Omega
- Discipline: Death
- Language: English
- Edited by: Kenneth J. Doka

Publication details
- History: 1970-present
- Publisher: SAGE Publications
- Frequency: 8/year
- Impact factor: 2.854 (2021)

Standard abbreviations
- ISO 4: Omega
- NLM: Omega (Westport)

Indexing
- CODEN: OMGABX
- ISSN: 0030-2228 (print) 1541-3764 (web)
- OCLC no.: 01761236

Links
- Journal homepage; Online access; Online archive;

= Omega (journal) =

Omega (stylized OMEGA, full titles: OMEGA – Journal of Death and Dying and Omega: An International Journal for the Study of Dying, Death, Bereavement, Suicide, and Other Lethal Behaviors) is a peer-reviewed academic journal covering all aspects of the study of death and dying. It is a multidisciplinary journal, covering disciplines including psychology, sociology, and anthropology.
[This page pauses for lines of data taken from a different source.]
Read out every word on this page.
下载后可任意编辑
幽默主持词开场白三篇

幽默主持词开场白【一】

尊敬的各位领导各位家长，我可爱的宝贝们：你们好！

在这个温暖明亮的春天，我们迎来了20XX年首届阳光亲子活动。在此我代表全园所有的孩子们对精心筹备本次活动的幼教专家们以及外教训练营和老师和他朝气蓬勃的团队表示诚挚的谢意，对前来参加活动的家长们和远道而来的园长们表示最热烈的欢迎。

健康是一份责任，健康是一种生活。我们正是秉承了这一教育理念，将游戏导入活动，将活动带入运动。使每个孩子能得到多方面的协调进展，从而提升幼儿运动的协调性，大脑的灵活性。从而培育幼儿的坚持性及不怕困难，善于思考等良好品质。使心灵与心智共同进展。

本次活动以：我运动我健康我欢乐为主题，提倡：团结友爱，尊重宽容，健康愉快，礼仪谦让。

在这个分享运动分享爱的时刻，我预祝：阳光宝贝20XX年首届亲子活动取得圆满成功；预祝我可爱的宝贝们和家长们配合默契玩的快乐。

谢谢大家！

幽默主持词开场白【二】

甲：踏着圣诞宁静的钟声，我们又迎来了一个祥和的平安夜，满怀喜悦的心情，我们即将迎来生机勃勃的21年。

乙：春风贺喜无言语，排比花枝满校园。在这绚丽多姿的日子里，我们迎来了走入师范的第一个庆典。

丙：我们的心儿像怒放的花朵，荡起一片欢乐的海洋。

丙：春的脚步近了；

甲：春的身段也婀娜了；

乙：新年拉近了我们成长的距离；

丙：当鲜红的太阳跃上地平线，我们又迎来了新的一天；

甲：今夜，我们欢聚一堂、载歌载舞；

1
It was established in 1970 and is published eight times per year by SAGE Publications. It is the official journal of the Center for Psychological Studies of Dying, Death, and Lethal Behavior at Wayne State University. The editor-in-chief is Kenneth J. Doka (College of New Rochelle). According to the Journal Citation Reports, the journal has a 2017 impact factor of 0.87, ranking it 94th out of 135 journals in the category "Psychology, Multidisciplinary" and 36th out of 42 in the category "Social Sciences, Biomedical".